Susan Kosola recalled the stunning changes that occurred in the town of Banff over the decades and asked rhetorically: “Is Banff the way Oliver wants to go?”
An audience member asked the panel how the town should address the potential financial impact of replacing part of the agricultural irrigation system. The cost is estimated at about $10 million, of which the province has agreed to pay half. The town is lobbying the federal government to cover the other half, so far without success.
Mattes suggested that the two water councillors are reluctant to spend money, but since the bulk of users of the system are in the regional district and not the town, “It might be time to put an extra levy on the farmers.”

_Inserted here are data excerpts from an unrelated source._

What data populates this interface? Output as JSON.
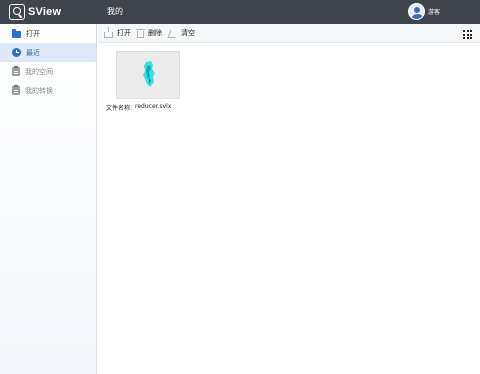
{
  "app": {
    "logo_text": "SView"
  },
  "header": {
    "title": "我的",
    "user_name": "游客"
  },
  "sidebar": {
    "items": [
      {
        "label": "打开",
        "icon": "folder-icon",
        "state": "normal"
      },
      {
        "label": "最近",
        "icon": "clock-icon",
        "state": "active"
      },
      {
        "label": "我的空间",
        "icon": "clipboard-icon",
        "state": "muted"
      },
      {
        "label": "我的转换",
        "icon": "clipboard-icon",
        "state": "muted"
      }
    ]
  },
  "toolbar": {
    "open_label": "打开",
    "delete_label": "删除",
    "clear_label": "清空",
    "view_icon": "grid-icon"
  },
  "files": [
    {
      "name_label": "文件名称:",
      "name": "reducer.svlx",
      "thumbnail_color": "#38e0e8"
    }
  ],
  "colors": {
    "topbar": "#3f444d",
    "accent": "#2f6fd0",
    "active_bg": "#dfeaf8"
  }
}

Hampson said he “can’t imagine the province letting the town pick up the tab.”
The farming community was on the hot seat again over the issue of seasonal farm workers, many of them from Quebec, and their spring and summer impact on the community.
McKenna said it is the responsibility of the orchard owners to provide housing for their seasonal pickers. Since the orchards tend to be in the rural area, he said, it is the regional district, not the town, who should be ensuring that housing is provided.
He pointed out that farmers are required by the federal government to provide housing for foreign temporary workers, primarily from Mexico.
Grice said she joined the June 24 St. Jean Baptiste celebrations at Lions Park and that several of the Quebecois pickers told her they have experienced racism while in the Okanagan.
Stelzner said, “Whether you’re a picker or tourist you still have to obey the bylaws.”
Asked to assess the performance of the current council, the panel was unanimous in its praise, particularly around its recent success in attracting s a hotel to town.
“I’ve read the minutes of the meetings for the last six months,” said candidate Don Lawlor, “and they aren’t sloughing anything off.”
An audience member asked what Oliver has to celebrate. “If the rest of the world goes to hell,” said Kosola, “we’ve got food and wine. We’ll be fine.”
The advance poll for the by-election is on Wednesday, Nov. 22. General voting day is Saturday, Dec. 2.